Nothing in the Plan shall be deemed to give any employee any right,
contractually or otherwise, to participate in the Plan or in any benefits
hereunder, other than the right to receive payment of such incentive
compensation as may have been expressly awarded by the Committee.
In the event of any act of God, war, natural disaster, aircraft grounding,
revocation of operating certificate, terrorism, strike, lockout, labor dispute,
work stoppage, fire, epidemic or quarantine restriction, act of government,
critical materials shortage, or any other act beyond the control of American,
whether similar or dissimilar, (each a "Force Majeure Event"), which Force
Majeure Event affects American or its Subsidiaries or its Affiliates, the Board
of Directors of American, at its sole discretion, may (i) terminate or (ii)
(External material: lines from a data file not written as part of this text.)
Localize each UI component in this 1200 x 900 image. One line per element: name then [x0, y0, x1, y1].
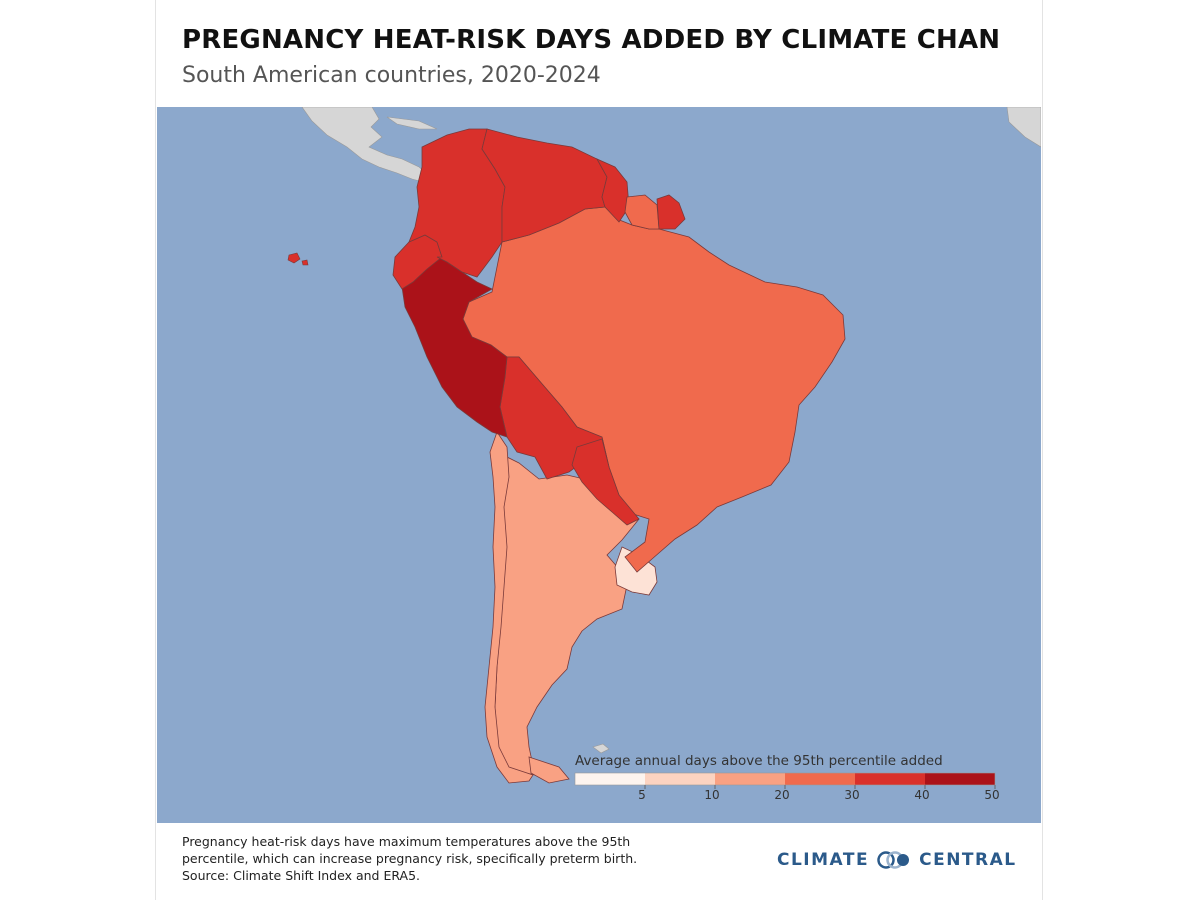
choropleth-map: Average annual days above the 95th perce…	[157, 107, 1041, 823]
legend-bin	[575, 773, 645, 785]
legend-bin	[645, 773, 715, 785]
legend-tick-label: 5	[638, 788, 646, 802]
legend-bin	[925, 773, 995, 785]
legend-tick-label: 30	[844, 788, 859, 802]
legend: Average annual days above the 95th perce…	[574, 753, 1000, 802]
chile	[484, 431, 534, 784]
guyana	[596, 158, 630, 223]
map-area: Average annual days above the 95th perce…	[157, 107, 1041, 823]
footnote-line-1: Pregnancy heat-risk days have maximum te…	[182, 834, 631, 849]
tierra-del-fuego	[528, 756, 570, 784]
chart-card: PREGNANCY HEAT-RISK DAYS ADDED BY CLIMAT…	[155, 0, 1043, 900]
legend-tick-label: 10	[704, 788, 719, 802]
africa-corner	[1006, 107, 1041, 148]
footnote: Pregnancy heat-risk days have maximum te…	[182, 833, 742, 884]
french-guiana	[656, 194, 686, 230]
legend-bin	[785, 773, 855, 785]
legend-tick-label: 50	[984, 788, 999, 802]
brand-right: CENTRAL	[919, 850, 1017, 870]
climate-central-logo: CLIMATE CENTRAL	[777, 850, 1017, 870]
venezuela	[481, 128, 608, 243]
brand-rings-icon	[877, 851, 910, 869]
legend-tick-label: 20	[774, 788, 789, 802]
brand-left: CLIMATE	[777, 850, 870, 870]
map-title: PREGNANCY HEAT-RISK DAYS ADDED BY CLIMAT…	[182, 25, 1001, 55]
footnote-line-2: percentile, which can increase pregnancy…	[182, 851, 638, 866]
cuba-island	[386, 116, 438, 130]
legend-bin	[715, 773, 785, 785]
legend-tick-label: 40	[914, 788, 929, 802]
paraguay	[571, 438, 640, 526]
legend-bin	[855, 773, 925, 785]
suriname	[624, 194, 660, 230]
legend-title: Average annual days above the 95th perce…	[575, 753, 943, 769]
galapagos-islands	[287, 252, 309, 266]
map-subtitle: South American countries, 2020-2024	[182, 63, 601, 88]
falkland-islands	[592, 743, 610, 754]
footnote-source: Source: Climate Shift Index and ERA5.	[182, 868, 421, 883]
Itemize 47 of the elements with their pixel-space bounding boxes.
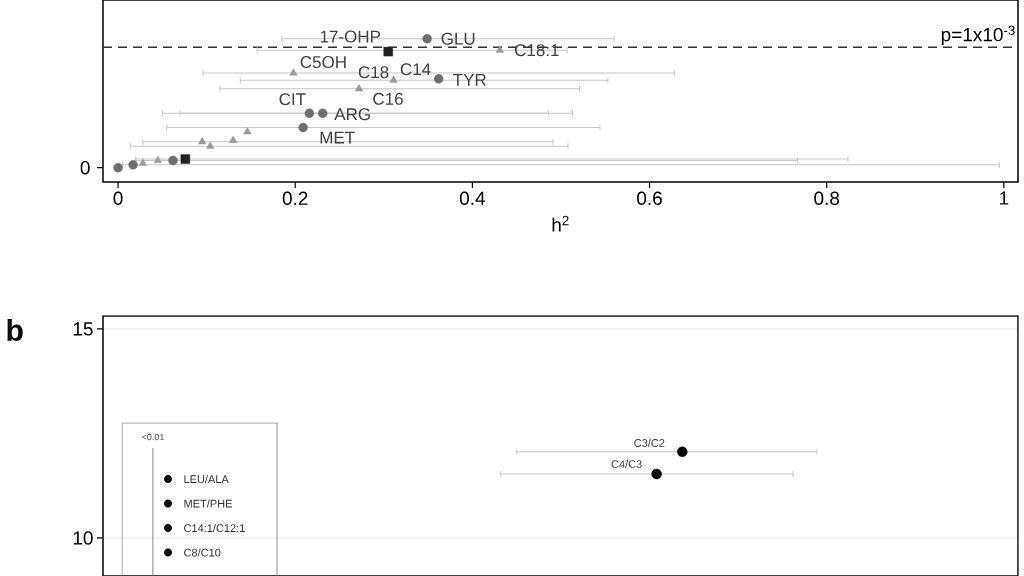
annotation: C4/C3	[611, 459, 642, 469]
chart-title: b	[7, 318, 23, 342]
annotation: GLU	[441, 32, 475, 45]
annotation: ARG	[334, 108, 370, 121]
annotation: MET	[320, 131, 355, 144]
point	[298, 122, 308, 133]
annotation: C5OH	[300, 56, 346, 69]
text: 0	[80, 160, 90, 175]
annotation: CIT	[279, 93, 306, 106]
ref-line-label: p=1x10$^{-3}$	[941, 25, 1015, 46]
x-tick-label: 0	[113, 191, 123, 205]
x-tick-label: 0.4	[459, 191, 486, 205]
annotation: LEU/ALA	[184, 474, 229, 484]
point	[422, 33, 432, 44]
point	[229, 135, 238, 143]
annotation: C14:1/C12:1	[184, 523, 245, 533]
annotation: C14	[400, 63, 431, 76]
annotation: C8/C10	[184, 548, 221, 557]
y-tick-label: 15	[73, 322, 93, 336]
x-tick-label: 0.2	[282, 191, 308, 205]
point	[206, 141, 215, 149]
point	[153, 155, 163, 163]
point	[354, 84, 364, 92]
x-tick-label: 0.6	[637, 191, 662, 205]
annotation: C16	[373, 92, 403, 105]
point	[389, 75, 398, 83]
point	[243, 127, 252, 135]
point	[434, 74, 444, 84]
point	[383, 46, 393, 57]
annotation: 17-OHP	[320, 30, 381, 43]
annotation: TYR	[453, 73, 486, 86]
annotation: <0.01	[142, 433, 164, 441]
annotation: MET/PHE	[184, 499, 232, 508]
point	[289, 68, 298, 76]
point	[304, 108, 315, 118]
x-tick-label: 0.8	[814, 191, 840, 205]
point	[168, 155, 178, 166]
point	[495, 45, 504, 53]
y-tick-label: 10	[73, 531, 93, 545]
point	[317, 108, 328, 118]
x-tick-label: 1	[1000, 191, 1009, 205]
annotation: C18:1	[515, 44, 559, 57]
point	[198, 137, 207, 145]
annotation: C3/C2	[634, 438, 665, 447]
annotation: C18	[358, 66, 389, 79]
point	[180, 154, 191, 164]
x-axis-title: h$^{2}$	[552, 215, 569, 232]
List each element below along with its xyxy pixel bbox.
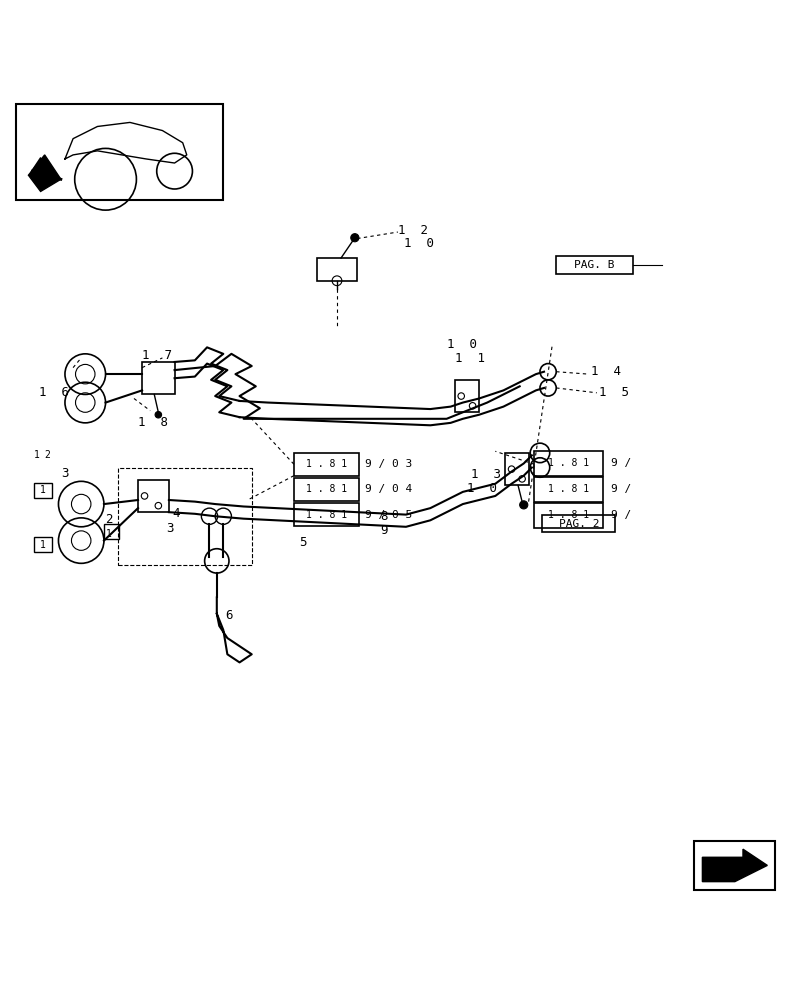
- Text: 3: 3: [61, 467, 68, 480]
- Text: 9 / 0 4: 9 / 0 4: [365, 484, 412, 494]
- Text: 1 . 8 1: 1 . 8 1: [547, 510, 589, 520]
- Text: 1  2: 1 2: [397, 224, 427, 237]
- Text: 9 /: 9 /: [611, 458, 631, 468]
- Bar: [316, 258, 357, 281]
- Text: 9 / 0 3: 9 / 0 3: [365, 459, 412, 469]
- Bar: [104, 524, 118, 539]
- Text: 1: 1: [105, 529, 111, 539]
- Circle shape: [155, 411, 161, 418]
- Text: 1 . 8 1: 1 . 8 1: [306, 510, 346, 520]
- Bar: [142, 362, 174, 394]
- Text: 5: 5: [298, 536, 306, 549]
- Bar: [118, 468, 251, 565]
- Text: 1  6: 1 6: [39, 386, 69, 399]
- Polygon shape: [28, 155, 61, 191]
- Bar: [138, 480, 169, 512]
- Bar: [534, 451, 603, 476]
- Text: 1: 1: [34, 450, 40, 460]
- Text: 1  0: 1 0: [466, 482, 496, 495]
- Text: 1  3: 1 3: [470, 468, 500, 481]
- Text: 9: 9: [380, 524, 387, 537]
- Bar: [294, 503, 358, 526]
- Text: 2: 2: [45, 450, 50, 460]
- Bar: [454, 380, 478, 412]
- Text: 1  0: 1 0: [404, 237, 434, 250]
- Text: 2: 2: [105, 513, 113, 526]
- Bar: [504, 453, 529, 485]
- Text: 9 /: 9 /: [611, 484, 631, 494]
- Bar: [34, 483, 52, 498]
- Bar: [693, 841, 775, 890]
- Text: 9 /: 9 /: [611, 510, 631, 520]
- Text: 3: 3: [166, 522, 174, 535]
- Text: 1 . 8 1: 1 . 8 1: [306, 484, 346, 494]
- Circle shape: [350, 234, 358, 242]
- Polygon shape: [702, 849, 766, 882]
- Text: 1  5: 1 5: [599, 386, 629, 399]
- Text: 4: 4: [172, 507, 179, 520]
- Text: 1 . 8 1: 1 . 8 1: [547, 484, 589, 494]
- Text: 6: 6: [225, 609, 233, 622]
- Text: 1  4: 1 4: [590, 365, 620, 378]
- Text: 1: 1: [40, 485, 46, 495]
- Bar: [34, 537, 52, 552]
- Text: 1 . 8 1: 1 . 8 1: [547, 458, 589, 468]
- Bar: [294, 453, 358, 476]
- Circle shape: [519, 501, 527, 509]
- Bar: [542, 515, 615, 532]
- Text: 1  8: 1 8: [138, 416, 168, 429]
- Text: 1 . 8 1: 1 . 8 1: [306, 459, 346, 469]
- Bar: [534, 503, 603, 528]
- Bar: [556, 256, 633, 274]
- Text: 1: 1: [40, 540, 46, 550]
- Text: 1  1: 1 1: [454, 352, 484, 365]
- Text: PAG. B: PAG. B: [573, 260, 614, 270]
- Text: 1  0: 1 0: [446, 338, 476, 351]
- Bar: [16, 104, 223, 200]
- Text: 8: 8: [380, 510, 387, 523]
- Text: 1  7: 1 7: [142, 349, 172, 362]
- Bar: [294, 478, 358, 501]
- Text: PAG. 2: PAG. 2: [558, 519, 599, 529]
- Bar: [534, 477, 603, 502]
- Text: 9 / 0 5: 9 / 0 5: [365, 510, 412, 520]
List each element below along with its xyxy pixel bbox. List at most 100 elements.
suspend, delay, defer (for such period of time as the Board may deem necessary),
or substitute any payments due currently or in the future under the Plan,
including, but not limited to, any payments that have accrued to the benefit of
participants but have not yet been paid.
In consideration of the employee's privilege to participate in the Plan, the
employee agrees (i) not to disclose any trade secrets of, or other
confidential/restricted information of, American, to any unauthorized party and,
(ii) not to make any unauthorized use of such trade secrets or confidential or
restricted information during his or her employment with American or after such
employment is terminated, and (iii) not to solicit any current employees of
American or any subsidiaries of AMR Corporation to join the employee at his or
her new place of employment after his or her employment with American is
terminated.
The Board of Directors may amend, suspend, or terminate the Plan at any time.